Pauline knocked at the Large house. The door was ajar, so she pushed it and leaned in. "Bert, you there?"

"Come on in, girl, I'm just about to heat up leftovers of my homemade shepherd's pie. Al will be along in a second."

"I came to borrow your fake owl, the Doc has a gull problem. But I'd love some shepherd's pie. Bert, you are quite the cook."

"The ladies love a man who's handy in the kitchen," said Bert. "I keep tellin' Al that, but the poor boy is hopeless around a cooker."

Bert dug the owl out of a closet and set it on the table where it glared at them as they sat down for lunch. Just then Al came in through the door. "Pauline, didn't expect you here today," he said, clearly glad to see her. "Sorry I'm late, I went out to Gaverne Farm to replace their pipes and I couldn't get the van back through the village. The roads are backed up today with the filmin'. Had to park up the hill and walk home." He wasn't too pleased about that.

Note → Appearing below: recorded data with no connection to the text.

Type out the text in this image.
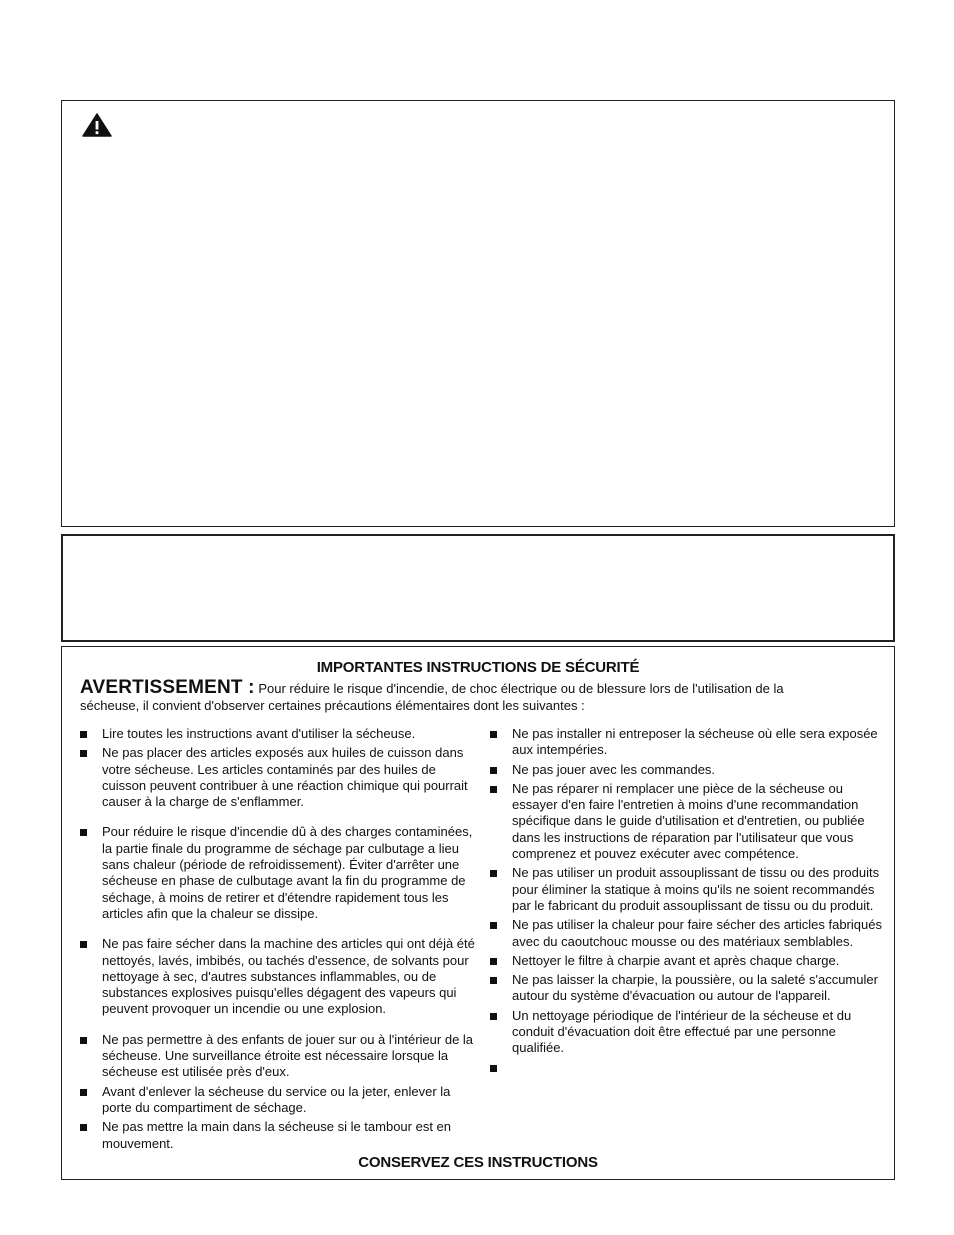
IMPORTANTES INSTRUCTIONS DE SÉCURITÉ
AVERTISSEMENT : Pour réduire le risque d'incendie, de choc électrique ou de blessure lors de l'utilisation de la sécheuse, il convient d'observer certaines précautions élémentaires dont les suivantes :
Lire toutes les instructions avant d'utiliser la sécheuse.
Ne pas placer des articles exposés aux huiles de cuisson dans votre sécheuse. Les articles contaminés par des huiles de cuisson peuvent contribuer à une réaction chimique qui pourrait causer à la charge de s'enflammer.
Pour réduire le risque d'incendie dû à des charges contaminées, la partie finale du programme de séchage par culbutage a lieu sans chaleur (période de refroidissement). Éviter d'arrêter une sécheuse en phase de culbutage avant la fin du programme de séchage, à moins de retirer et d'étendre rapidement tous les articles afin que la chaleur se dissipe.
Ne pas faire sécher dans la machine des articles qui ont déjà été nettoyés, lavés, imbibés, ou tachés d'essence, de solvants pour nettoyage à sec, d'autres substances inflammables, ou de substances explosives puisqu'elles dégagent des vapeurs qui peuvent provoquer un incendie ou une explosion.
Ne pas permettre à des enfants de jouer sur ou à l'intérieur de la sécheuse. Une surveillance étroite est nécessaire lorsque la sécheuse est utilisée près d'eux.
Avant d'enlever la sécheuse du service ou la jeter, enlever la porte du compartiment de séchage.
Ne pas mettre la main dans la sécheuse si le tambour est en mouvement.
Ne pas installer ni entreposer la sécheuse où elle sera exposée aux intempéries.
Ne pas jouer avec les commandes.
Ne pas réparer ni remplacer une pièce de la sécheuse ou essayer d'en faire l'entretien à moins d'une recommandation spécifique dans le guide d'utilisation et d'entretien, ou publiée dans les instructions de réparation par l'utilisateur que vous comprenez et pouvez exécuter avec compétence.
Ne pas utiliser un produit assouplissant de tissu ou des produits pour éliminer la statique à moins qu'ils ne soient recommandés par le fabricant du produit assouplissant de tissu ou du produit.
Ne pas utiliser la chaleur pour faire sécher des articles fabriqués avec du caoutchouc mousse ou des matériaux semblables.
Nettoyer le filtre à charpie avant et après chaque charge.
Ne pas laisser la charpie, la poussière, ou la saleté s'accumuler autour du système d'évacuation ou autour de l'appareil.
Un nettoyage périodique de l'intérieur de la sécheuse et du conduit d'évacuation doit être effectué par une personne qualifiée.

CONSERVEZ CES INSTRUCTIONS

"Did you see the movie people?" Pauline was excited. "I heard they're auditioning extras down at the Village Hall Saturday morning."

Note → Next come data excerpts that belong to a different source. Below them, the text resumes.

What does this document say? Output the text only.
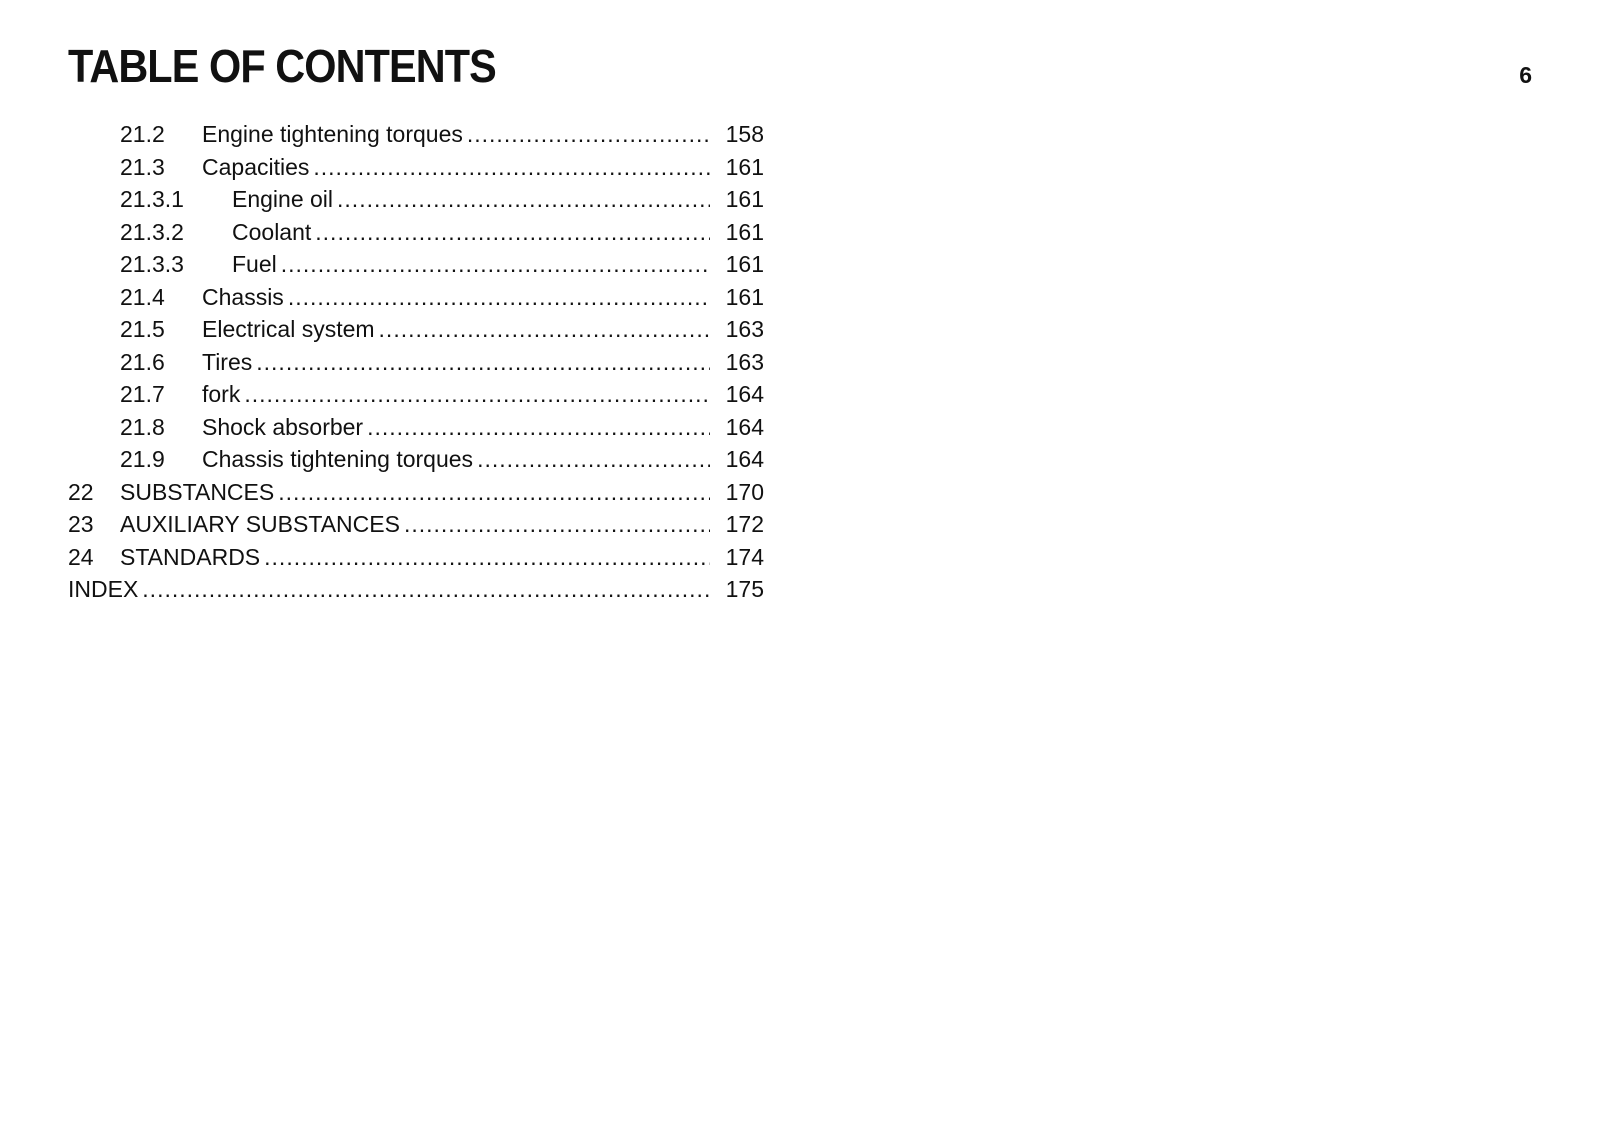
TABLE OF CONTENTS	6
21.2 Engine tightening torques .....	158
21.3 Capacities .....	161
21.3.1 Engine oil .....	161
21.3.2 Coolant .....	161
21.3.3 Fuel .....	161
21.4 Chassis .....	161
21.5 Electrical system .....	163
21.6 Tires .....	163
21.7 fork .....	164
21.8 Shock absorber .....	164
21.9 Chassis tightening torques .....	164
22 SUBSTANCES .....	170
23 AUXILIARY SUBSTANCES .....	172
24 STANDARDS .....	174
INDEX .....	175
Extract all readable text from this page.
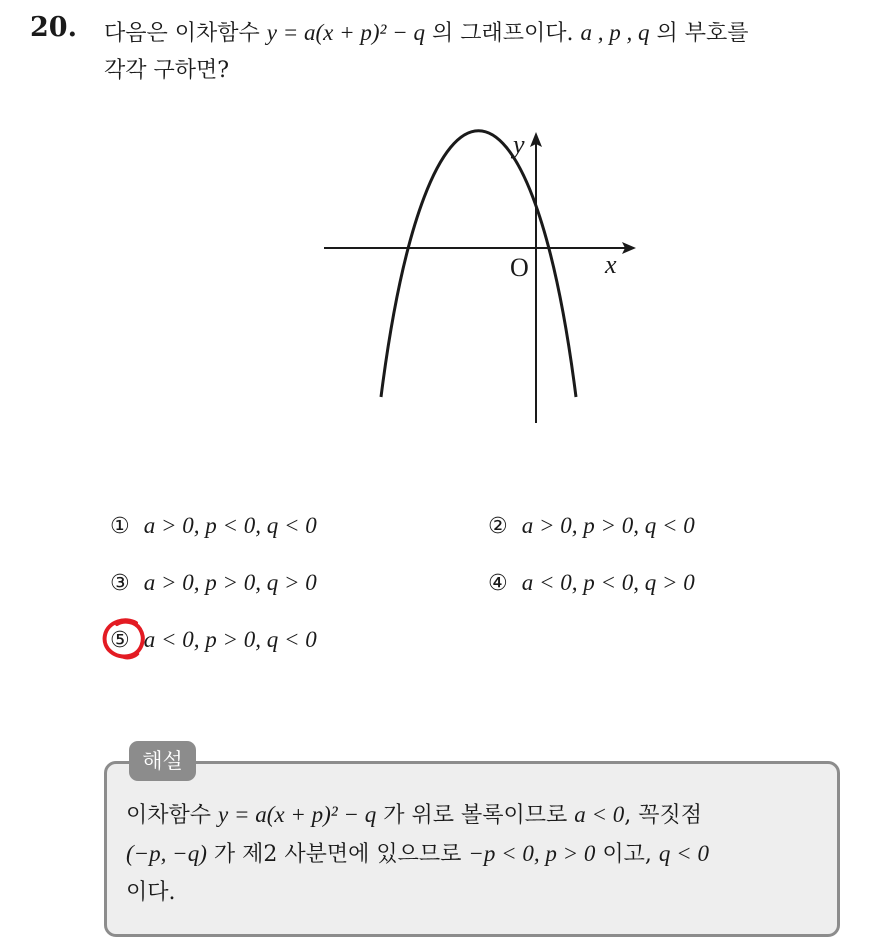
20. 다음은 이차함수 y = a(x + p)² − q 의 그래프이다. a , p , q 의 부호를
각각 구하면?
y
x
O
① a > 0, p < 0, q < 0	② a > 0, p > 0, q < 0
③ a > 0, p > 0, q > 0	④ a < 0, p < 0, q > 0
⑤ a < 0, p > 0, q < 0
해설
이차함수 y = a(x + p)² − q 가 위로 볼록이므로 a < 0, 꼭짓점
(−p, −q) 가 제2 사분면에 있으므로 −p < 0, p > 0 이고, q < 0
이다.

"You don't say," Bert was intrigued. "I reckon they'll be lookin' for honest Cornish faces, not those Hollywood pretty people with their faces full of Botox. This could be the start of something big. There's plenty of movies and shows that film in Cornwall. They'll all be needin' local faces."

"And you don't even need any experience," Pauline chimed in.

"I've got some time as a thespian under my belt," Bert said. "I played Falstaff in The Merry Wives of Windsor back in school, and that was the lead role. So I'm a step ahead of them as has no experience at all."

"Bert, you'd be a natural," Pauline said.

"And you Pauline are a natural beauty. The camera will love you," Bert replied. "That settles it. Saturday mornin' we're headin' down there to try our luck." He struck a dramatic pose. "Indeed, I am in the waist two yards about; but I am now about no waste; I am about thrift."

"Er, Dad?"

"Briefly, I do mean to make love to Ford's wife: I spy entertainment in her; she discourses, she carves, she gives the leer of invitation."

"Dad?"

"I can construe the action of her familiar style; and the hardest voice of her behaviour, to be Englished rightly, is, 'I am Sir John Falstaff's.'"

"Dad! We got jobs we need to take care of Saturday," Al pointed out. "We're replacin' the drain trap for Pat Anselm, emptyin' the septic tank at Bray Farm, and you never finished fixin' Joan Norton's upstairs toilet, she's been complainin' about that."

"Don't be such a stick-in-the-mud, boy," Bert said. "Opportunity's knockin' at the door. I have complete confidence in your ability to handle everythin' while your old man and your girlfriend answer it."